Monday, December 7, 2009
Gordon Keith Ray and Pearl Harbor
I would like to commemorate the 68th anniversary of the Japanese attack on Pearl Harbor with the story of one Lake County soldier and his family.
It was on the evening of December 7, 1941, while the Ray family was having dinner in their Diamond Lake home, when the music on the radio broke with the news of Pearl Harbor. Their son, Gordon Keith, was stationed at Schofield Barracks not far from Pearl Harbor.
In the spring of 1941, Gordon Keith Ray (1919 - 2006), had finished his senior year at the University of Illinois and received a commission in the U.S. Army as a second lieutenant. When he left home that July, his father Gordon, wrote in his diary: "this seemed like the end as we returned to an empty house, but Keith never let us down."
This photo of Gordon Keith on furlough was featured in "The Ray's" newsletter. LCDM 96.1.56 (right)
At the end of August, Keith was told that he was being assigned to a new post. He wrote to his father: "I don't know when the boat will sail; they're keeping it secret."
Gordon wrote back: "I hope you don't have to go to Hawaii, but if you do, take it on the chin, and trusting God."
As fate would have it, Keith was sent to Hawaii, and the family was devastated to hear the news of the attack on that December evening.
Gordon wrote in his diary: "We could only wait for news to come, but the days passed and no news came. Everyone tried to console us by saying that 'no news is good news,' but it didn't satisfy our anxiety."
On December 16, the Rays sent a cablegram to Keith, but there was no reply.
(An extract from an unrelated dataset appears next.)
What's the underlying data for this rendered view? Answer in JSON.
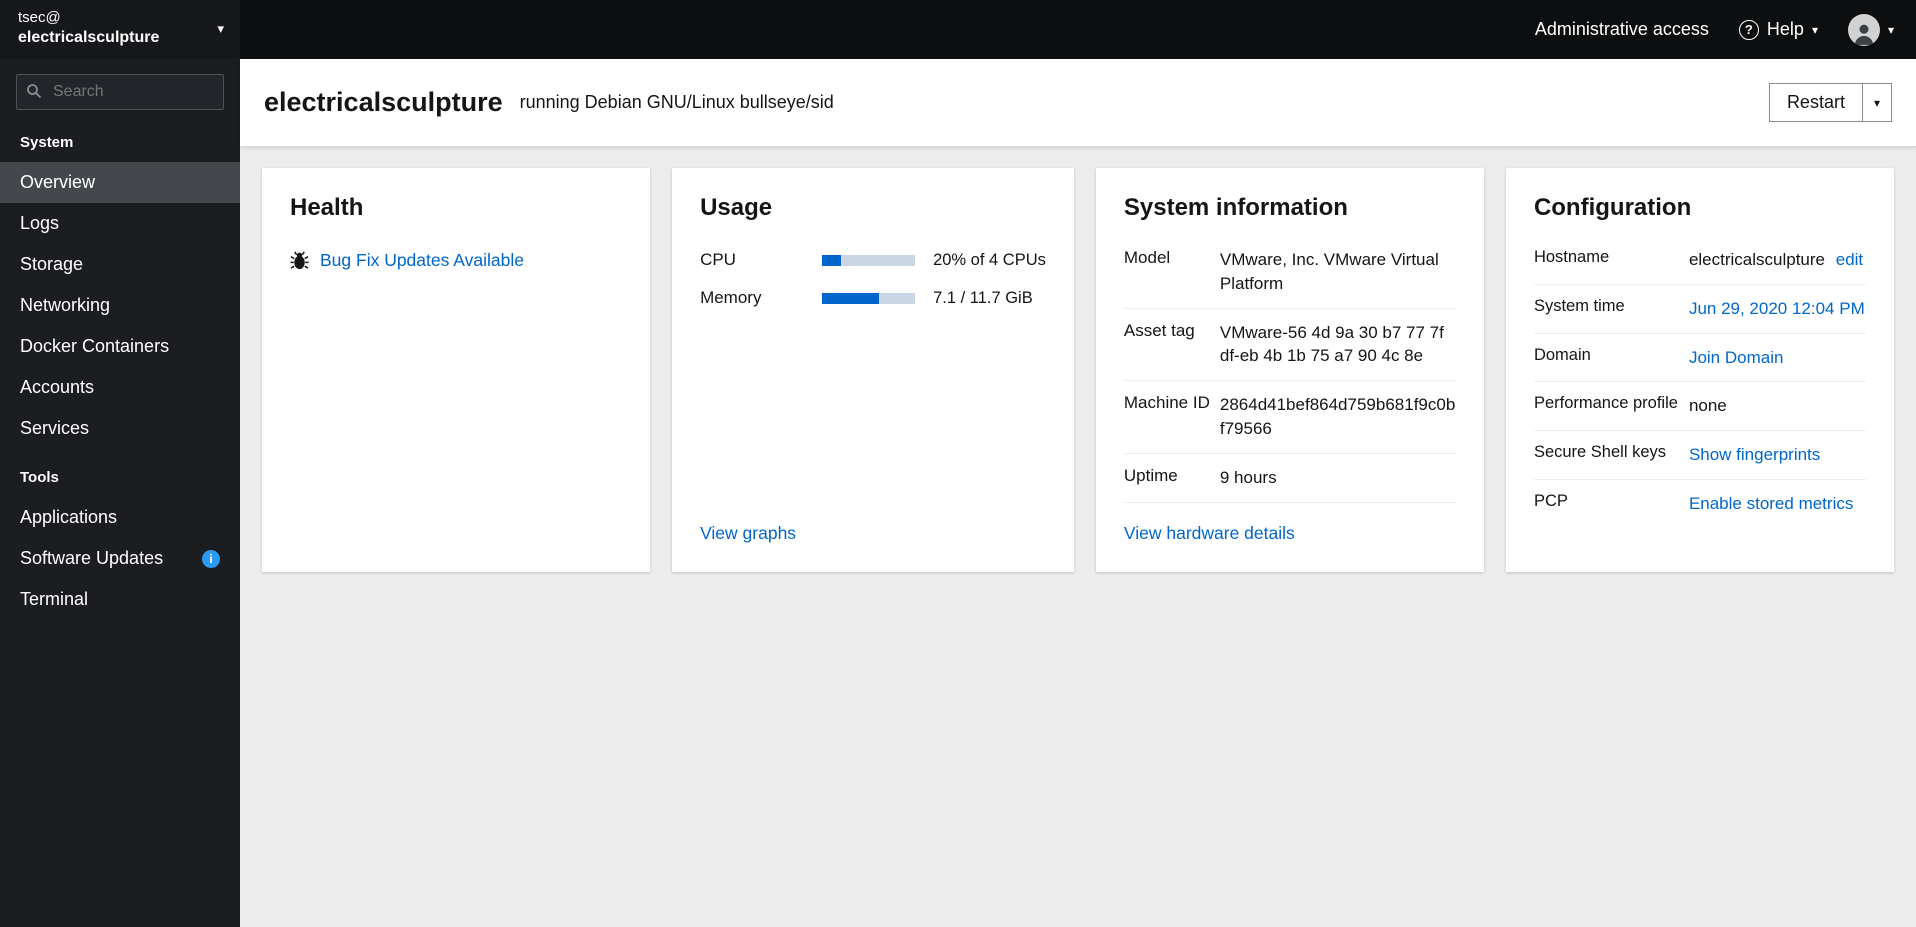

Three days later, the U.S. Government broadcasted on the radio that anyone who had not heard from the War Department should be assured their boys were O.K.
Still, the family prayed for news from Keith.
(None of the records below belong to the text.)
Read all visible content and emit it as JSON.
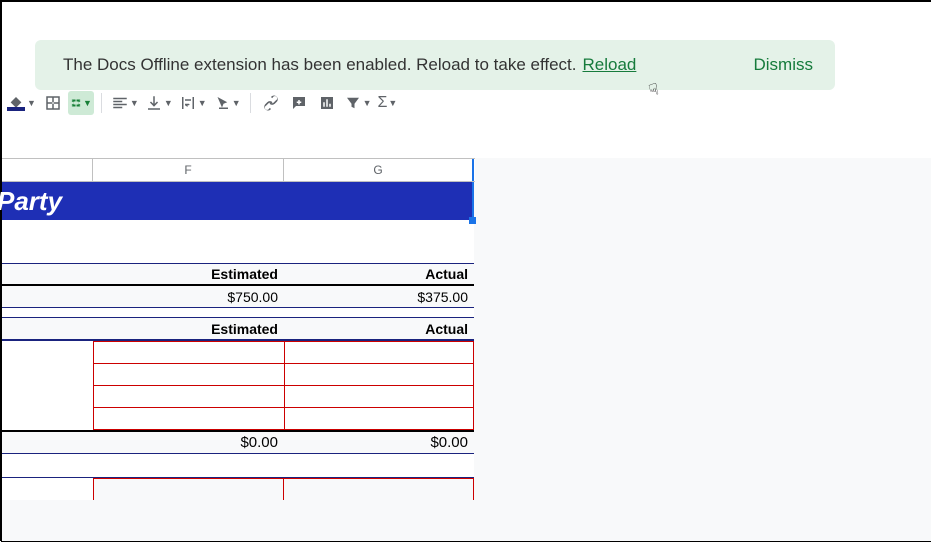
{
  "banner": {
    "message": "The Docs Offline extension has been enabled. Reload to take effect.",
    "reload": "Reload",
    "dismiss": "Dismiss"
  },
  "columns": {
    "F": "F",
    "G": "G"
  },
  "sheet": {
    "title": "Party",
    "section1": {
      "head_est": "Estimated",
      "head_act": "Actual",
      "val_est": "$750.00",
      "val_act": "$375.00"
    },
    "section2": {
      "head_est": "Estimated",
      "head_act": "Actual",
      "tot_est": "$0.00",
      "tot_act": "$0.00"
    }
  }
}
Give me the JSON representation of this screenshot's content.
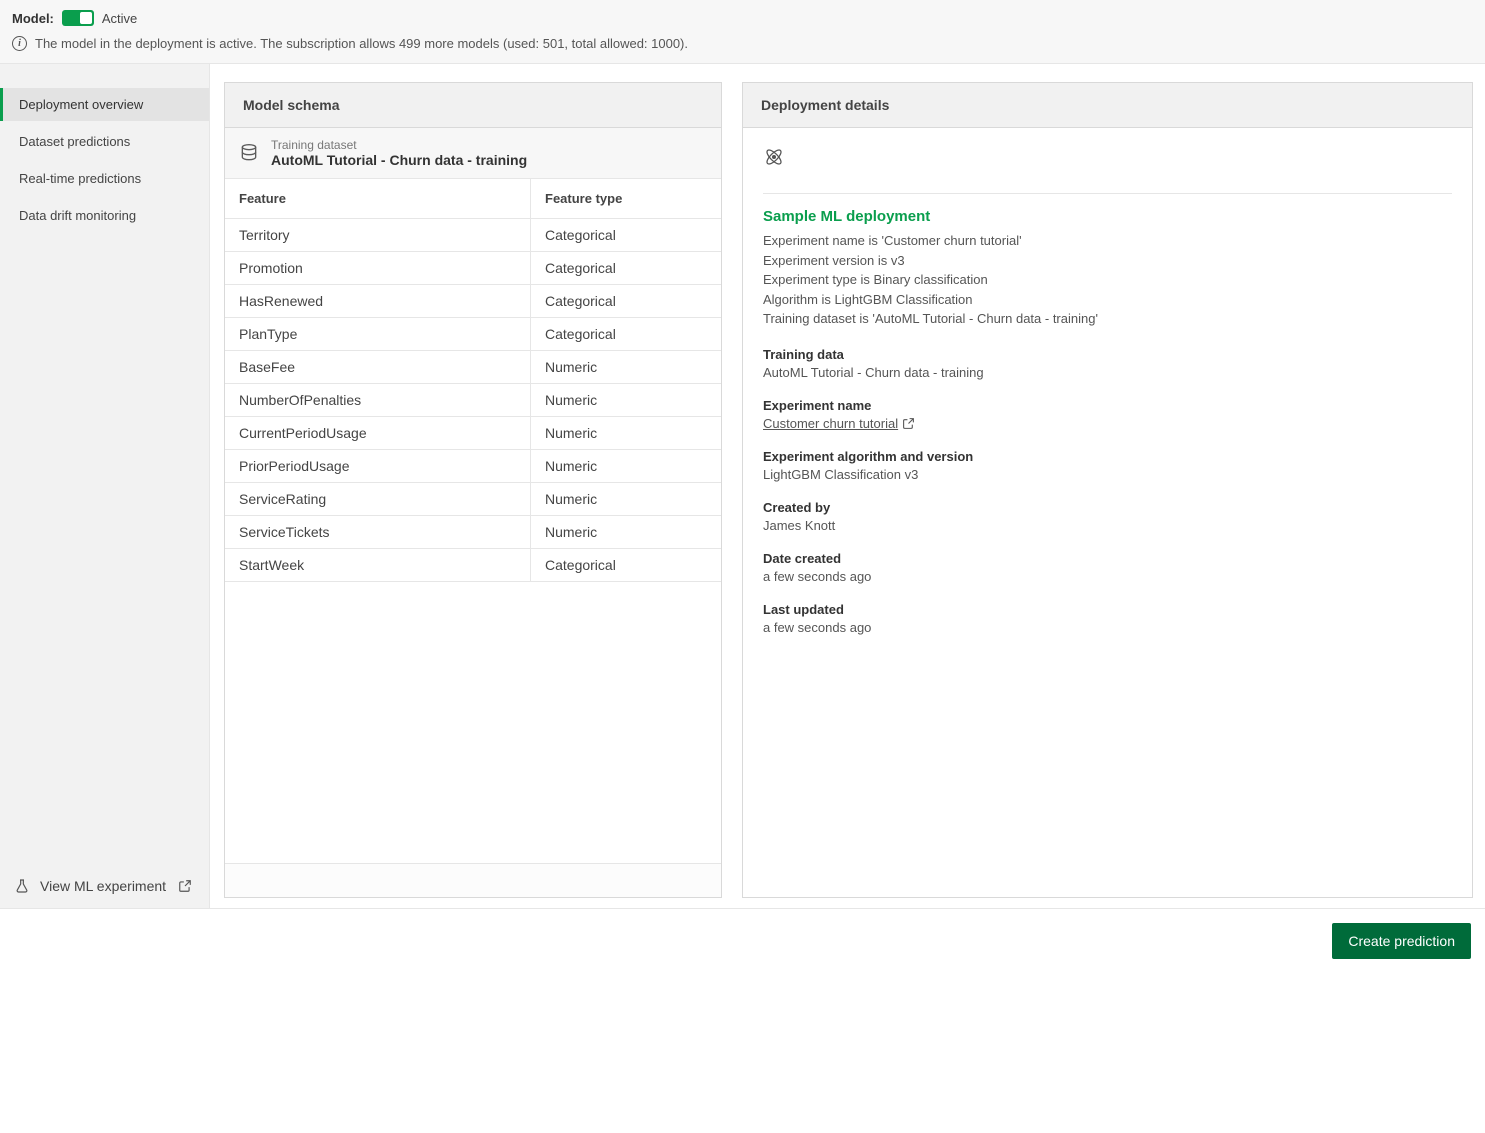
{
  "banner": {
    "label": "Model:",
    "toggle_status": "Active",
    "info_text": "The model in the deployment is active. The subscription allows 499 more models (used: 501, total allowed: 1000)."
  },
  "sidebar": {
    "items": [
      {
        "label": "Deployment overview",
        "active": true
      },
      {
        "label": "Dataset predictions",
        "active": false
      },
      {
        "label": "Real-time predictions",
        "active": false
      },
      {
        "label": "Data drift monitoring",
        "active": false
      }
    ],
    "bottom_link": "View ML experiment"
  },
  "schema": {
    "panel_title": "Model schema",
    "training_label": "Training dataset",
    "training_name": "AutoML Tutorial - Churn data - training",
    "col_feature": "Feature",
    "col_type": "Feature type",
    "rows": [
      {
        "feature": "Territory",
        "type": "Categorical"
      },
      {
        "feature": "Promotion",
        "type": "Categorical"
      },
      {
        "feature": "HasRenewed",
        "type": "Categorical"
      },
      {
        "feature": "PlanType",
        "type": "Categorical"
      },
      {
        "feature": "BaseFee",
        "type": "Numeric"
      },
      {
        "feature": "NumberOfPenalties",
        "type": "Numeric"
      },
      {
        "feature": "CurrentPeriodUsage",
        "type": "Numeric"
      },
      {
        "feature": "PriorPeriodUsage",
        "type": "Numeric"
      },
      {
        "feature": "ServiceRating",
        "type": "Numeric"
      },
      {
        "feature": "ServiceTickets",
        "type": "Numeric"
      },
      {
        "feature": "StartWeek",
        "type": "Categorical"
      }
    ]
  },
  "details": {
    "panel_title": "Deployment details",
    "name": "Sample ML deployment",
    "summary_lines": [
      "Experiment name is 'Customer churn tutorial'",
      "Experiment version is v3",
      "Experiment type is Binary classification",
      "Algorithm is LightGBM Classification",
      "Training dataset is 'AutoML Tutorial - Churn data - training'"
    ],
    "blocks": [
      {
        "label": "Training data",
        "value": "AutoML Tutorial - Churn data - training",
        "link": false
      },
      {
        "label": "Experiment name",
        "value": "Customer churn tutorial",
        "link": true
      },
      {
        "label": "Experiment algorithm and version",
        "value": "LightGBM Classification v3",
        "link": false
      },
      {
        "label": "Created by",
        "value": "James Knott",
        "link": false
      },
      {
        "label": "Date created",
        "value": "a few seconds ago",
        "link": false
      },
      {
        "label": "Last updated",
        "value": "a few seconds ago",
        "link": false
      }
    ]
  },
  "actions": {
    "create_prediction": "Create prediction"
  }
}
It was Monday, December 22 at 8:30 a.m. when Gordon and Marie Ray received a telegram from their son saying, "Am all right, why not?"
The same day they received a letter from Keith written on December 9:
"Dear Folks, I don't know when you will get this, but I thought I'd drop you a line to let you know that I'm still kicking. We seem to be in a war and are working 24 hours a day. I'm really doing things, but I'm afraid I can't tell you anything now. When I get home, I'll have some real stories to tell of air raids, blackouts, and defense work in the field. Lots of rumors, but not much war. Don't believe everything you hear from Washington or Tokyo. They both tell a lot of lies. Love, Keith."
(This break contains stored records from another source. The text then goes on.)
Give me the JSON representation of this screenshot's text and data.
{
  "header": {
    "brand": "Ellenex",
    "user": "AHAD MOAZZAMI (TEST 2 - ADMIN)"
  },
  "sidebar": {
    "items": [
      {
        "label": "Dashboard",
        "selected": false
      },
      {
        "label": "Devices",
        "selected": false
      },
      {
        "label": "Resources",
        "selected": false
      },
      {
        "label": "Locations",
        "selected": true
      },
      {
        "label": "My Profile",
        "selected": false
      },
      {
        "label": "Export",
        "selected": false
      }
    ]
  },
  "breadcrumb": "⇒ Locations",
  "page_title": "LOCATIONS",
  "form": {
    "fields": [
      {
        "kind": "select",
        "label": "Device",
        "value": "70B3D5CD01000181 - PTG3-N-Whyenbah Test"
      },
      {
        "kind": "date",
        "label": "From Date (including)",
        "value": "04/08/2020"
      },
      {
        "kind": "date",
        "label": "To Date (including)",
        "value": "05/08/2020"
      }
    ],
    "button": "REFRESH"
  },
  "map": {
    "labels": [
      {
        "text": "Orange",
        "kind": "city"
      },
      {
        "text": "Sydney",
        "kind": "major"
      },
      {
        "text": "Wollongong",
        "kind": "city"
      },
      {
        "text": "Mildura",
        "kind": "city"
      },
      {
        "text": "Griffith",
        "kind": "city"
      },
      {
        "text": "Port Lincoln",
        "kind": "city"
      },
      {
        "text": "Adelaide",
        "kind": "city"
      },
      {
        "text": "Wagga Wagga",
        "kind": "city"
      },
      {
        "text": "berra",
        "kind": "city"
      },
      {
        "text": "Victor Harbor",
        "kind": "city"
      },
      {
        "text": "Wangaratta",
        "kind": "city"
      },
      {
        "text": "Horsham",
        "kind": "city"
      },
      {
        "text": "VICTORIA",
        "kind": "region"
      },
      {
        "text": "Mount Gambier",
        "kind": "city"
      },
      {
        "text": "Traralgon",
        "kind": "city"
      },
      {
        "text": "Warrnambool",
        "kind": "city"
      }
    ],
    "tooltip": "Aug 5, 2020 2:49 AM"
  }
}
The Ray Brothers resort on Diamond Lake was a popular hang-out for picnics, dancing and the community to gather. In 1943, the "V" for Victory collage of local servicemen was displayed prominently at the resort. (above) LCDM 96.1.51
On May 2, 1944, Keith came home from the war. He wasted no time filling up on Ray Brothers' hamburgers, shakes and pies.
December 5, 1944, almost three years to the day of the attack on Pearl Harbor, Gordon Keith Ray married Betty Gridley at the Gridley home in Libertyville. LCDM 96.1.61
Keith received an honorable discharge in October, 1945. He went on to become a professional engineer, and received international recognition as an authority on the design and construction of concrete pavements for roads and airport runways.